El interior de una corrala de Lavapiés, Madrid, en abril de 2025

En los recuerdos de Julián aparece un domicilio muy pequeño, con dos habitaciones diminutas –una para sus padres y la otra, para él– y una “minicocina”, en sus palabras. Antes de llegar allí tuvieron una breve estancia “de patrona”, como le llama a instalarse en una pensión temporal. Un día, una señora en la plaza del Ángel del barrio de las Musas les avisó de que se quedaba libre una de estas viviendas: así fue como empezaron su vida en la corrala. De aquel adolescente ya queda poco y a Julián le falla la memoria, así que le cuesta recordar cuánto tiempo de su vida en Madrid pasó en la calle del Ave María. Un momento que no consigue olvidar es el del día que consiguió entrar a trabajar a Galerías Preciados, los grandes almacenes de la época que terminó absorbiendo El Corte Inglés.

“Nuestra vecina, Isabelita, tenía un novio con contactos en el negocio, se llamaba Alberto. Gracias a él pude dejar los bares y empezar algo mejor”, admite. Antes de eso pasó por varios trabajos en bares o restaurantes, y solo abandonó Galerías Preciados cuando encontró el trabajo en el que acabaría jubilándose: un puesto en una sucursal de Makro, la cadena comercial de autoservicio y venta al por mayor que, sobre todo, ofrecía servicios a sectores como la hostelería o la restauración. Como ocurrió al ver de nuevo el patio en el que creció, las lágrimas de Julián brotaron una segunda vez cuando mostró orgulloso el reloj que le regalaron sus compañeros el día de su jubilación. En la parte trasera podía leerse un grabado en el material plateado: “Makro”.

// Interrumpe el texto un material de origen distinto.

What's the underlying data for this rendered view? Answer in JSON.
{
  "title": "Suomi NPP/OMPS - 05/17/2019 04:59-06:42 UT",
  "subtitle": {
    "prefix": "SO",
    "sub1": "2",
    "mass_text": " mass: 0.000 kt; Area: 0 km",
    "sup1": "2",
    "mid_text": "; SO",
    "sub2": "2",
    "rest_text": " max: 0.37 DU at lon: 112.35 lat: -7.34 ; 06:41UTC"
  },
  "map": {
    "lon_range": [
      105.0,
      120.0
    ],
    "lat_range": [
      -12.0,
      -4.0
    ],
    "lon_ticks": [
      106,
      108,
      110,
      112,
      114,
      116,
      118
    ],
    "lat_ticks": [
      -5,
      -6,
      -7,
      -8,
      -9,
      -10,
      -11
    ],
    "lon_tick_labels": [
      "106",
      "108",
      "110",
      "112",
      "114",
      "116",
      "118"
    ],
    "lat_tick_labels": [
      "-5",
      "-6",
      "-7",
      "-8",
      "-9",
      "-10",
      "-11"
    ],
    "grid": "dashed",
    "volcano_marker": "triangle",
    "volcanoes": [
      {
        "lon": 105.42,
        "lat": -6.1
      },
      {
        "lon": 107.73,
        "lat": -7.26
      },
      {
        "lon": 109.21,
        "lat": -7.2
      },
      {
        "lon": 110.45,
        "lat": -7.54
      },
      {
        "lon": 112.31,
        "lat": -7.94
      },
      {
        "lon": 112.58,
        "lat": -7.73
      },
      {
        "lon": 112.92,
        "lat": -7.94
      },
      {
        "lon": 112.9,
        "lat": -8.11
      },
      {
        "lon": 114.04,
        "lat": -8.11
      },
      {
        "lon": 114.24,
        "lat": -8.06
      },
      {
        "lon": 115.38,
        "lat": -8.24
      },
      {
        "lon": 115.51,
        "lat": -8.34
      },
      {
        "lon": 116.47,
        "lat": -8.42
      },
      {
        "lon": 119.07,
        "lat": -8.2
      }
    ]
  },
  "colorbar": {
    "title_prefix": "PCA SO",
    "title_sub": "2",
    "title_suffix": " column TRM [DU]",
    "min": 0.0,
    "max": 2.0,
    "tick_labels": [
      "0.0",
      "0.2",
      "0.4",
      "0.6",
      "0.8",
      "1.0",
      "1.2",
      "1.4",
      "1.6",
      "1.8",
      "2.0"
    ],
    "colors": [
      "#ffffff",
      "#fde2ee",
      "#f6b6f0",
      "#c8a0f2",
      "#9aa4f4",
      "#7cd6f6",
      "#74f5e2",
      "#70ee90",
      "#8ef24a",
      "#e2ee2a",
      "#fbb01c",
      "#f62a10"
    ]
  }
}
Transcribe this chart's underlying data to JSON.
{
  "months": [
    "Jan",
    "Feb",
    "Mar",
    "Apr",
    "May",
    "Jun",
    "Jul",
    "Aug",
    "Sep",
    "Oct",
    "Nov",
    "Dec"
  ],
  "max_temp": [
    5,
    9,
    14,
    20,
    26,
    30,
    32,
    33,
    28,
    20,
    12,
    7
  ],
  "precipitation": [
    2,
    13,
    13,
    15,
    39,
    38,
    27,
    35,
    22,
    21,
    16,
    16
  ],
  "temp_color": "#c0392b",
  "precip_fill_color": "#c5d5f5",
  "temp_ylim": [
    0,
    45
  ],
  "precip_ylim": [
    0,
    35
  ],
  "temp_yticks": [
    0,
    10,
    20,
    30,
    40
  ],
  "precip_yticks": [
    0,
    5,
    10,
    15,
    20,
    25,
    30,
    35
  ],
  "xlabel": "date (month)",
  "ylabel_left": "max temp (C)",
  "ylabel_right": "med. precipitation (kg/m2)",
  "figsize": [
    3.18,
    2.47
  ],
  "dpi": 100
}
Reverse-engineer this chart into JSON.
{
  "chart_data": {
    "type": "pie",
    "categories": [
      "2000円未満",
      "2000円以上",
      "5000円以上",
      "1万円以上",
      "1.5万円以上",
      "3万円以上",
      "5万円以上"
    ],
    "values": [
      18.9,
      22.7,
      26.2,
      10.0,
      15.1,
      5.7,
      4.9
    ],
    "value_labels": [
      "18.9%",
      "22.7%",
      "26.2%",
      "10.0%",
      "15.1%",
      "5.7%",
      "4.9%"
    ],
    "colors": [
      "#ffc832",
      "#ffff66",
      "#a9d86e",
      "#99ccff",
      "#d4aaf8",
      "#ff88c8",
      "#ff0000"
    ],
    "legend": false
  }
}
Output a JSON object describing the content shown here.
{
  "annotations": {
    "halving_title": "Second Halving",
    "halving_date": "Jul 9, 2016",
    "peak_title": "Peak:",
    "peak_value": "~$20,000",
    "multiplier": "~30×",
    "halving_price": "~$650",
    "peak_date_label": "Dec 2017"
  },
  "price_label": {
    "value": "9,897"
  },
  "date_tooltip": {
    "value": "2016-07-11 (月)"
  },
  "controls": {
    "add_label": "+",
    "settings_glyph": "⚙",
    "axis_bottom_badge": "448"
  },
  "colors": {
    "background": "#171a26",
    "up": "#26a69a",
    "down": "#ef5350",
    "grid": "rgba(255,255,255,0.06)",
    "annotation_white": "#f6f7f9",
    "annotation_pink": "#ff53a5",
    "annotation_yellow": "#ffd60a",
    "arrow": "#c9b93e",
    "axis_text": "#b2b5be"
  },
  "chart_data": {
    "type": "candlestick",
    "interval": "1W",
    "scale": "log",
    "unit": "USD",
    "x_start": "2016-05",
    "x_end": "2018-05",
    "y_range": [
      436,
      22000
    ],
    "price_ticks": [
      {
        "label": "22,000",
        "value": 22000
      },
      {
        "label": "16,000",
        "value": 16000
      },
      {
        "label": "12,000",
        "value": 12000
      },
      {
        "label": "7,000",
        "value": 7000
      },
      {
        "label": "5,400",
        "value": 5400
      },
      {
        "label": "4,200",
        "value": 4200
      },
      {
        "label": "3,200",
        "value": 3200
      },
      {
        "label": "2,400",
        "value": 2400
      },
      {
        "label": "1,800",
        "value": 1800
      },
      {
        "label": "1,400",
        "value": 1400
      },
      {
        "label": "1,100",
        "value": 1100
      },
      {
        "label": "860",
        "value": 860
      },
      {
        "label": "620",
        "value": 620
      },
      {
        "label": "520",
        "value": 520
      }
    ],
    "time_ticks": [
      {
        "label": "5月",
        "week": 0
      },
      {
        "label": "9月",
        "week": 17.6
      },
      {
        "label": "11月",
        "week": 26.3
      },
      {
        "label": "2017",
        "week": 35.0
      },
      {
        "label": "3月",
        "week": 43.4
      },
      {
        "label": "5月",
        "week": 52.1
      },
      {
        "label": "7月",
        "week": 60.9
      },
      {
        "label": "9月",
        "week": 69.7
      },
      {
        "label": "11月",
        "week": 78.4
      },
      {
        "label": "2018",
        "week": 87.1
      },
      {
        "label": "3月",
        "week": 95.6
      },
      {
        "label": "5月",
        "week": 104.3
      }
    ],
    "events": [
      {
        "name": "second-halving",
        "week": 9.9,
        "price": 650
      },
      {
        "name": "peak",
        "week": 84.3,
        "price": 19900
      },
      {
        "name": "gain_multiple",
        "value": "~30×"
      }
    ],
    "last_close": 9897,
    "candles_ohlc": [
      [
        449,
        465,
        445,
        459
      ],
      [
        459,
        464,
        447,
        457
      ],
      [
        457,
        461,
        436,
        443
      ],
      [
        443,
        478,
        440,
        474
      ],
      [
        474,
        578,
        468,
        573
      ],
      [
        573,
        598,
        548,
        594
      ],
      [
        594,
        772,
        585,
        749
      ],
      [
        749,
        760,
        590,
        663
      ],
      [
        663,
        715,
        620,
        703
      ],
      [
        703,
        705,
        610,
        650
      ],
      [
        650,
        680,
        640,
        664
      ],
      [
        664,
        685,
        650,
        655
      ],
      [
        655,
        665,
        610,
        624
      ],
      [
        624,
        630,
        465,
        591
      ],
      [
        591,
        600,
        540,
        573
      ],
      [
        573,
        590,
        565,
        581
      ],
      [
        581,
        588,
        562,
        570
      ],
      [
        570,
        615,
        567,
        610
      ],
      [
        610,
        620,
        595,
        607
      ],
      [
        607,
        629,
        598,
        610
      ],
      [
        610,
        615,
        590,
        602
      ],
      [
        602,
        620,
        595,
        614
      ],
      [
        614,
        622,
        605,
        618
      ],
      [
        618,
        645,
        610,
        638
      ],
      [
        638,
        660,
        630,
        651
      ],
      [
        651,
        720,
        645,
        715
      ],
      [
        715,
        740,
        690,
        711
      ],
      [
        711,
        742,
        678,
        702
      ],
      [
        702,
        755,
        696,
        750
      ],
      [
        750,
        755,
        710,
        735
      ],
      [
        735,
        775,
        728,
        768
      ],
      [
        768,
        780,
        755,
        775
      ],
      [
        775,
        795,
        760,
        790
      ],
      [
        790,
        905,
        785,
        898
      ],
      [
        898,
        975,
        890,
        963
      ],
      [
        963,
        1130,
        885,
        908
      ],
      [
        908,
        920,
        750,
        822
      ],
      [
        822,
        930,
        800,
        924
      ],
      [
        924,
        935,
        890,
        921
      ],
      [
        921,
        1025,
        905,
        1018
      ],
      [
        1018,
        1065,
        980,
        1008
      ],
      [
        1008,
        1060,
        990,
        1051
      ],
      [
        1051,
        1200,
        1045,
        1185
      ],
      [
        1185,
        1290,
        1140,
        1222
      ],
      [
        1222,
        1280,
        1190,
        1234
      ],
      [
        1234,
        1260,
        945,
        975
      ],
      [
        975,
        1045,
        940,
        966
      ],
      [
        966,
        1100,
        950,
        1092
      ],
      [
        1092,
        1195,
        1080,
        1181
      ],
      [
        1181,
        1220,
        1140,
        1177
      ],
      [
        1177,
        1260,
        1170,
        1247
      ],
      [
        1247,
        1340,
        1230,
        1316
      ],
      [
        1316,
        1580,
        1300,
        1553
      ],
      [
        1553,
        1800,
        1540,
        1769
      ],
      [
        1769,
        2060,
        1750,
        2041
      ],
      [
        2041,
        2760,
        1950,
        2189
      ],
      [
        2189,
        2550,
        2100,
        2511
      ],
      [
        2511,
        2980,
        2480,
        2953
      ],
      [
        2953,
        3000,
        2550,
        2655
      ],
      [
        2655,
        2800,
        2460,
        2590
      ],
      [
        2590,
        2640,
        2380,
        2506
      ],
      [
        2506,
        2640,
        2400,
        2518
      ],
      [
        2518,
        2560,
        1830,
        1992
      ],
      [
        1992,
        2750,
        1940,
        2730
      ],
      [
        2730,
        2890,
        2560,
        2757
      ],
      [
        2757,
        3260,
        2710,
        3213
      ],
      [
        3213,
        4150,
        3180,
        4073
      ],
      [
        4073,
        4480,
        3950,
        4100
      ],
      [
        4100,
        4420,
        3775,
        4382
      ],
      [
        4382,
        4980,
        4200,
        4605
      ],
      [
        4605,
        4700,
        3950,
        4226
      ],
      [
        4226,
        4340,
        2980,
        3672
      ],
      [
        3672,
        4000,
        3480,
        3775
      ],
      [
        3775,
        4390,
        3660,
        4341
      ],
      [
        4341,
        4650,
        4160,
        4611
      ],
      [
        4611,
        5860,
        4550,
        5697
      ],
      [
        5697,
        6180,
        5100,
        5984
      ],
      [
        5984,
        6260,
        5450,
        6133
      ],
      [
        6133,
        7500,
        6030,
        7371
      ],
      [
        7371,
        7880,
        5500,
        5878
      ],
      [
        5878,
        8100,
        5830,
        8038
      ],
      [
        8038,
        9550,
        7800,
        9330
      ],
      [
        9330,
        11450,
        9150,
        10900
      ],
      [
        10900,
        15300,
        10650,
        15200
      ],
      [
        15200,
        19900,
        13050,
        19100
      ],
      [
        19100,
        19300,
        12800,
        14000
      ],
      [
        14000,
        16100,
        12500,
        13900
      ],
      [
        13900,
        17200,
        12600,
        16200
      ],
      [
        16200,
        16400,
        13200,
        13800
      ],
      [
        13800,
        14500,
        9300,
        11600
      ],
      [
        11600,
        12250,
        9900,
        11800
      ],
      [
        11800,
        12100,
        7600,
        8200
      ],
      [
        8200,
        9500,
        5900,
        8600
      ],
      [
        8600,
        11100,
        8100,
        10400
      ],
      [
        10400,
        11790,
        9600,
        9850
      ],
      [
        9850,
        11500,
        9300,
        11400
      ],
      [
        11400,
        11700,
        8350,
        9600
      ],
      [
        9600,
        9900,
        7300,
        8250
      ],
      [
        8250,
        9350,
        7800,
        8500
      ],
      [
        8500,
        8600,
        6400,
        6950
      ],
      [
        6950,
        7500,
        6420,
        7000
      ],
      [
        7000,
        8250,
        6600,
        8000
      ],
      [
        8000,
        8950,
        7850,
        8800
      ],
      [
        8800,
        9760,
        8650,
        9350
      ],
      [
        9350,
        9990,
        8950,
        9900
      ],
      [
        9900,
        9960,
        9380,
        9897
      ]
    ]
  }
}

Al salir del edificio en la calle del Ave María, Julián se fija en una de las infraestructuras que hay justo al lado. Antes era un pequeño teatro, asegura, y fue allí donde una Nochevieja tomó las uvas con sus padres. “Abrían la noche del 31 de diciembre, daban uvas a los clientes y ponían una pantalla gigante para hacer una cuenta atrás, así que decidimos ir”, rememora con nostalgia. Instantes después, le entra la risa. “Recuerdo que hubo un momento en el que empezaron a poner publicidad del teatro recreando las campanadas. Mis padres creyeron que era la auténtica cuenta atrás y se terminaron las uvas antes de las doce”, confiesa. Así, entre recuerdos dulces, Julián se despide de aquel lugar que estrechó los vínculos de otros antes y después de él, y en el que pasó una parte de su vida.